Energy-Efficient Wireless Communication Strategy for Precision Agriculture Irrigation Control

Abstract

In smart farming, precision agriculture irrigation is essential to reduce water consumption and produce higher crop yields. Closed-loop irrigation based on soil moisture measurements has demonstrated the capability to achieve a considerable amount of water savings while growing healthy crops. Automated irrigation systems are typically implemented over wireless sensor networks, where the sensing devices are battery-powered, and thus they have to manage energy constraints by implementing efficient communication schemas. Self-triggered control is an aperiodic sampling strategy capable of reducing the number of networked messages compared to traditional periodical sampling.

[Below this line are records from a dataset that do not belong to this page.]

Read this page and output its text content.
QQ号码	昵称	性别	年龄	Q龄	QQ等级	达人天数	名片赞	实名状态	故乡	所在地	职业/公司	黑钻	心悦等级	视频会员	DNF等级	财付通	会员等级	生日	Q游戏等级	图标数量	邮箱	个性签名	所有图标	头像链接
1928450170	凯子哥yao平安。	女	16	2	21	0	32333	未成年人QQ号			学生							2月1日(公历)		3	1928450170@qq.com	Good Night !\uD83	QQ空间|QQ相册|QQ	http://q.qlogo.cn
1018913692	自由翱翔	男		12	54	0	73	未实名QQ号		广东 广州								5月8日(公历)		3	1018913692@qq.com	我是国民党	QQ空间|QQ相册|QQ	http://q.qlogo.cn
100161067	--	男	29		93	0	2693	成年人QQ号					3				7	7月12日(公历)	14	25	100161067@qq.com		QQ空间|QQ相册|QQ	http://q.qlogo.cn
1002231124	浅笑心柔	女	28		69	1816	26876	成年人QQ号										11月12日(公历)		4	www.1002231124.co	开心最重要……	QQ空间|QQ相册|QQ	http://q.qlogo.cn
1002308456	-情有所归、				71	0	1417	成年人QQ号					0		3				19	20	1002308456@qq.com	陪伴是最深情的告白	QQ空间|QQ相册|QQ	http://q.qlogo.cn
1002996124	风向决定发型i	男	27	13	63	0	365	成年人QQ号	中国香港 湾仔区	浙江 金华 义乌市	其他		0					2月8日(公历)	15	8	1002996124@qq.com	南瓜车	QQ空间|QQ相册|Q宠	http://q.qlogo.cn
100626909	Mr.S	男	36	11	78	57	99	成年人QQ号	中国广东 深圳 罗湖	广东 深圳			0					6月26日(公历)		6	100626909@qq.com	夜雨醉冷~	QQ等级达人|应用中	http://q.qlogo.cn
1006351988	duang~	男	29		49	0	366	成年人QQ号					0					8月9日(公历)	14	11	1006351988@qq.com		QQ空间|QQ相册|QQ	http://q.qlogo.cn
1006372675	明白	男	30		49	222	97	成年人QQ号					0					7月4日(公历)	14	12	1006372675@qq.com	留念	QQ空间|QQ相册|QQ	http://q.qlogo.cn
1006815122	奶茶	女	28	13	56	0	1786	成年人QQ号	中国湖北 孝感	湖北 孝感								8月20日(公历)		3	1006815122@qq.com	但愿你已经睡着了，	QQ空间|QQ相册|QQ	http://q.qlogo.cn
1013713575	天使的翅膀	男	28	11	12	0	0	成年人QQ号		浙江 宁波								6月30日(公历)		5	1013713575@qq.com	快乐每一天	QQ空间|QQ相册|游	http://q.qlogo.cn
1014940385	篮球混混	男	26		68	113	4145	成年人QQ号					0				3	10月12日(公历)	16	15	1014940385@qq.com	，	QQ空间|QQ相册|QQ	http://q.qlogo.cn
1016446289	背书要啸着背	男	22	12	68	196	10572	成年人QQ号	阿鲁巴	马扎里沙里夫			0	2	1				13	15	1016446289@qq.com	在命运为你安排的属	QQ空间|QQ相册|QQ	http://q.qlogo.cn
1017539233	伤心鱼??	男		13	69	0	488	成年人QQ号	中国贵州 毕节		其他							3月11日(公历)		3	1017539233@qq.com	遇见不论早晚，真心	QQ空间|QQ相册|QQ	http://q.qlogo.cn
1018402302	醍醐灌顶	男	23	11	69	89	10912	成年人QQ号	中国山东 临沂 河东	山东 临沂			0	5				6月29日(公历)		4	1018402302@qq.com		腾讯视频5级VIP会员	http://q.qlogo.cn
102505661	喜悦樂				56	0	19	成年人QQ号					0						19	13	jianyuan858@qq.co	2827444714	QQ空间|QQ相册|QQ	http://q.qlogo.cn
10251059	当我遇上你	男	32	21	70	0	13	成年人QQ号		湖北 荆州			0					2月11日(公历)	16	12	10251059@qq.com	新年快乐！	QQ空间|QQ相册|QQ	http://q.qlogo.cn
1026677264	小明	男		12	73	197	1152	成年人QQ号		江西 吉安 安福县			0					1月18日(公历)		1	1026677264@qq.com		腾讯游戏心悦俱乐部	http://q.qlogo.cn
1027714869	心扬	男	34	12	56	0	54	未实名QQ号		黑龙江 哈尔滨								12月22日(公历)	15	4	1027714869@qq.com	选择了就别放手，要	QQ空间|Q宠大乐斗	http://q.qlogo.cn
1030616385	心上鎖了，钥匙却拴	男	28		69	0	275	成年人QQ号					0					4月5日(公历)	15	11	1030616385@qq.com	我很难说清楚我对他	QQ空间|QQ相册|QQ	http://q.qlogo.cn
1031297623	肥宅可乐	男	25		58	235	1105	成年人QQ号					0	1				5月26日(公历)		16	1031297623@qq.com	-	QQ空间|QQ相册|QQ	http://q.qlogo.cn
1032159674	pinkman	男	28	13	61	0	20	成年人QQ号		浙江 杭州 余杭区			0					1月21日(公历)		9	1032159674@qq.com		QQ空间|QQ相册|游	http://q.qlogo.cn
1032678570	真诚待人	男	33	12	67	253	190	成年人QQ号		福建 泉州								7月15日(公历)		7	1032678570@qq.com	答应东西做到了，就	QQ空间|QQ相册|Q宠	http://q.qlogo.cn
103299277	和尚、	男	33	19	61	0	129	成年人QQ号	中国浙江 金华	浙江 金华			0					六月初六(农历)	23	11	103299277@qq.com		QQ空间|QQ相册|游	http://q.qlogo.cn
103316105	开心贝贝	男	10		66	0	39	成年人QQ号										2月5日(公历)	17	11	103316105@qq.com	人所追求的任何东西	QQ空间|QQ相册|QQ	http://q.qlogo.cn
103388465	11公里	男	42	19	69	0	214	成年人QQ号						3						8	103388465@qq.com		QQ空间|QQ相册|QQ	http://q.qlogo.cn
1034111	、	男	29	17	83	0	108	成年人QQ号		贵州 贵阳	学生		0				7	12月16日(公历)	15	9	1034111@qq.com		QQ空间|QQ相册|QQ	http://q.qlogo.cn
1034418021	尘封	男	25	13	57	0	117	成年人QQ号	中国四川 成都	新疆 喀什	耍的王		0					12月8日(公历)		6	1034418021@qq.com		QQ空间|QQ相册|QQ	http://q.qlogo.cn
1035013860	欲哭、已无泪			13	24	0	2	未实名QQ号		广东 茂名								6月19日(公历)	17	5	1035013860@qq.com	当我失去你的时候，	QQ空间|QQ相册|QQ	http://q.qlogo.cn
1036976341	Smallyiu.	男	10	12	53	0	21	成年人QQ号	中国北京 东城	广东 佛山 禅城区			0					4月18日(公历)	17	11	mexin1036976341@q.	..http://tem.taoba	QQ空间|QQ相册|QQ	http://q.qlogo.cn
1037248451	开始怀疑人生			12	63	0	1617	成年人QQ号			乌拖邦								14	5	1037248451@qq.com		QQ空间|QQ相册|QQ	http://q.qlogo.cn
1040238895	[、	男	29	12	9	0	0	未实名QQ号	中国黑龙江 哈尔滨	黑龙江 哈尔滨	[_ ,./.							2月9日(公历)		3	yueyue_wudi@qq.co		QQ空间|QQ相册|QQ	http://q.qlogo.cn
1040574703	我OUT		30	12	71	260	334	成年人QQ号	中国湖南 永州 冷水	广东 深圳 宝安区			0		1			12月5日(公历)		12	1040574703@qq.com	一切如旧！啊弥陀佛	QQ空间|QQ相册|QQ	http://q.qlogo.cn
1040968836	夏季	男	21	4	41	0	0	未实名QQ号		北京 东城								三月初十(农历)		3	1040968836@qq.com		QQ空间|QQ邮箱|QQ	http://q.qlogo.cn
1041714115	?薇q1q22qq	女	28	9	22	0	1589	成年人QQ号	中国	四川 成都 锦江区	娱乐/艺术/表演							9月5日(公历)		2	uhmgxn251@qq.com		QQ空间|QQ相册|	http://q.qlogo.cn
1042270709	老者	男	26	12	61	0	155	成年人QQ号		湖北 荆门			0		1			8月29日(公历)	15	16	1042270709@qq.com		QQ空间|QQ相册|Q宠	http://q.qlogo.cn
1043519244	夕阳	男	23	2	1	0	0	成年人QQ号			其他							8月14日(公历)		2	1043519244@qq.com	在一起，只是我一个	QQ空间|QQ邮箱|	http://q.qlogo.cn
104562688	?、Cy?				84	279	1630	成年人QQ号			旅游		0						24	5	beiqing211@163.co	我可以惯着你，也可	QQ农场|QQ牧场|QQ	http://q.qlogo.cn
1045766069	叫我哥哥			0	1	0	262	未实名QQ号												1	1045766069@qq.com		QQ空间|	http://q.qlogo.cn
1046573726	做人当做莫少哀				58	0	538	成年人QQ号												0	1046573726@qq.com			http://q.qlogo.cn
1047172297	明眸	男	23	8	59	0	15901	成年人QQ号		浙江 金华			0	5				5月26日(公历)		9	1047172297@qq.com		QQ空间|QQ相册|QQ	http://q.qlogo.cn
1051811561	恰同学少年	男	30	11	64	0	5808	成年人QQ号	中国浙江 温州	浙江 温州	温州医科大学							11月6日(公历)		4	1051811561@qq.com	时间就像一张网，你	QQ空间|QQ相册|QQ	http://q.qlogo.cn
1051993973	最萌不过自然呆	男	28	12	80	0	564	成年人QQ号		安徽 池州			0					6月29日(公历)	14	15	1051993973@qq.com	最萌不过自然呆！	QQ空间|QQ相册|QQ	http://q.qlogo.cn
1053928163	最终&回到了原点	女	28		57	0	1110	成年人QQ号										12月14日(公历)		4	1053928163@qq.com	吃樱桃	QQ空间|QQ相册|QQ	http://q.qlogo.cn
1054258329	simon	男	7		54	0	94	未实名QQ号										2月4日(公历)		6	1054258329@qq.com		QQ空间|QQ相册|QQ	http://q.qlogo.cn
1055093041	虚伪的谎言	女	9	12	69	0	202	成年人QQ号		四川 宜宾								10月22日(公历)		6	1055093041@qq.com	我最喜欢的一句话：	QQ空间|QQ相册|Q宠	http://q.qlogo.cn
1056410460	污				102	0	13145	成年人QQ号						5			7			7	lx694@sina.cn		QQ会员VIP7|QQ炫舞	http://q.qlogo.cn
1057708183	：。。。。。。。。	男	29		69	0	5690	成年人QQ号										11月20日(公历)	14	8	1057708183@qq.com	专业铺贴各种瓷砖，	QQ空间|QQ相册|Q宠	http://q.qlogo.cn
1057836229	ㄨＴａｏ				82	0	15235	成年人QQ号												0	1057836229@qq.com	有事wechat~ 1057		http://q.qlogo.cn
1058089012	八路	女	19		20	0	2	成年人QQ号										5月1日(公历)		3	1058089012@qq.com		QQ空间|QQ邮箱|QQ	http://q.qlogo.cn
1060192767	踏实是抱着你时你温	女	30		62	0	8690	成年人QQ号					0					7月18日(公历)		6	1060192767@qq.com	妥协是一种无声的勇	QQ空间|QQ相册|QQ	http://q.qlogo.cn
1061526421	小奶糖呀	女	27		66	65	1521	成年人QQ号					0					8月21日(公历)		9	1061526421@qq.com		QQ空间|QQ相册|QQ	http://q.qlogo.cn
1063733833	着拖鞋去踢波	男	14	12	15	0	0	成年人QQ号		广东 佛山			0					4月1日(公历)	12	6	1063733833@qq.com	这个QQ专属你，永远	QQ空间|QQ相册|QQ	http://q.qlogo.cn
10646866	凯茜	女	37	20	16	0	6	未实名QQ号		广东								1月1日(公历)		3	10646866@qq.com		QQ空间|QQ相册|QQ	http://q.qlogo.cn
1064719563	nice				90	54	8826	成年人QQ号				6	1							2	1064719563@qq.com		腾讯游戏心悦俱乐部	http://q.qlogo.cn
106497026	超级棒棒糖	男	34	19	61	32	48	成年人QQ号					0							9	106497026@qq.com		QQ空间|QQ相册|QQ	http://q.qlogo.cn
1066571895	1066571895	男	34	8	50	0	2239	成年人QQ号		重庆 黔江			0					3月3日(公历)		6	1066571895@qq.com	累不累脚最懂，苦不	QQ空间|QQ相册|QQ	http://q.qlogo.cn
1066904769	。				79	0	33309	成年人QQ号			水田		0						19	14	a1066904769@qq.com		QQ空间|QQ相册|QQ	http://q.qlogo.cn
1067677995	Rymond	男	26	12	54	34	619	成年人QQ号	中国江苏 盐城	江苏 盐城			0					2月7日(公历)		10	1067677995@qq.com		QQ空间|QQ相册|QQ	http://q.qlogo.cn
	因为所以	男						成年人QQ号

In this paper, we propose an energy-efficient communication strategy for closed-loop control irrigation, implemented over a wireless sensor network, where event-driven soil moisture measurements are conducted by the sensing devices only when needed. Thereby, the self-triggered algorithm estimates the occurrence of the next sampling period based on the process dynamics. The proposed strategy was evaluated in a pecan crop field and compared with periodical sampling implementations. The experimental results show that the proposed adaptive sampling rate technique decreased the number of communication messages more than 85% and reduced power consumption up to 20%, while still accomplishing the system control objectives in terms of the irrigation efficiency and water consumption.